Geplant war der Börsengang in der 2. Hälfte des Jahres an der Börse in Singapur. Hier war eine Erstemission von 1 Milliarde Dollar geplant. Aufgrund der Marktturbulenzen und der Euro-Schuldenkrise wurde das Vorhaben aber wieder verworfen. Auch Hongkong wurde von den Glazers eine ganze Zeit lang ins Auge gefasst, da der englische Rekordmeister in der “Forbes-Liste” als wertvollster Fußballverein der Welt geführt wird. Zudem leben im asiatischen Raum circa 660 Millionen Fans des Vereins. Da die Milliardärsfamilie von den Engländern für die Schuldenkrise des Vereins verantwortlich gemacht wird, wurde die Börse in London nie in Betracht gezogen. Nach dem Börsengang an der Wall Street bleibt die Familie Glazer weiter das Kontrollorgan des Vereins, da die eigenen Aktien einen Stimmanteil von 67% ausmachen.

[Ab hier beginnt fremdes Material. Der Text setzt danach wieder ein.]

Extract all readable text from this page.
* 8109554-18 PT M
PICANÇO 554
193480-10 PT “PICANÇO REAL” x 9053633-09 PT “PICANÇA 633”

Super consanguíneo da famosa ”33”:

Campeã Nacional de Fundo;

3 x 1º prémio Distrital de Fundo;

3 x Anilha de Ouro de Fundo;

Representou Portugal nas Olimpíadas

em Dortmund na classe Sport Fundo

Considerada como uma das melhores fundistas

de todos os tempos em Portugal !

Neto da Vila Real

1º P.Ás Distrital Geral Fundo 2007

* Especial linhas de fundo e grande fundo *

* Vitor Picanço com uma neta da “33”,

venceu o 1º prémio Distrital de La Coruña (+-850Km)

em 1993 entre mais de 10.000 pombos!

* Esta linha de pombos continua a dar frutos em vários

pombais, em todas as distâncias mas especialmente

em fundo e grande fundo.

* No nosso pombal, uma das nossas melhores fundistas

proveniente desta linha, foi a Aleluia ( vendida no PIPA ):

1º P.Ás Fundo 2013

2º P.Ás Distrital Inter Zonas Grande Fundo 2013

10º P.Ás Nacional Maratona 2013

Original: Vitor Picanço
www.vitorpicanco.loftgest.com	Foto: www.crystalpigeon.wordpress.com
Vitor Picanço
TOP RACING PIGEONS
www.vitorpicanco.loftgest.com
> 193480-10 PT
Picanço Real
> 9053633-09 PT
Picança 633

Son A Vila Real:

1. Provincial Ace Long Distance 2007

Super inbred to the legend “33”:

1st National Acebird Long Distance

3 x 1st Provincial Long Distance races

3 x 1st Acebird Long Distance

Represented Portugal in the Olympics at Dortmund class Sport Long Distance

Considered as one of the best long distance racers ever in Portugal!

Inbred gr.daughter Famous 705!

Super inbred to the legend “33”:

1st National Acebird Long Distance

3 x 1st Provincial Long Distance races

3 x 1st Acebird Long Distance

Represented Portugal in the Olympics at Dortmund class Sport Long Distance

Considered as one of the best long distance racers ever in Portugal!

Experten betrachten den Börsengang an der Wall Street mit Skepsis. Dies liegt letztendlich nicht nur daran, dass Fußball in den Vereinigten Staaten von Amerika nicht besonders populär ist. Immerhin wird von einem Schuldenberg von 423,3 Millionen Pfund ausgegangen, was etwa einer halben Milliarde Euro entspricht. Auch die Summe für die Erstemission könnte zu niedrig kalkuliert sein. Dies könnte allerdings auch einen strategischen Grund haben, da sich die Gebühren der Erstemission aus dem Erlös errechnen. Mittlerweile sind 26 europäische Fußball-Klubs börsennotiert. In Deutschland hat sich als bisher einziger Verein Borussia Dortmund an die Börse gewagt.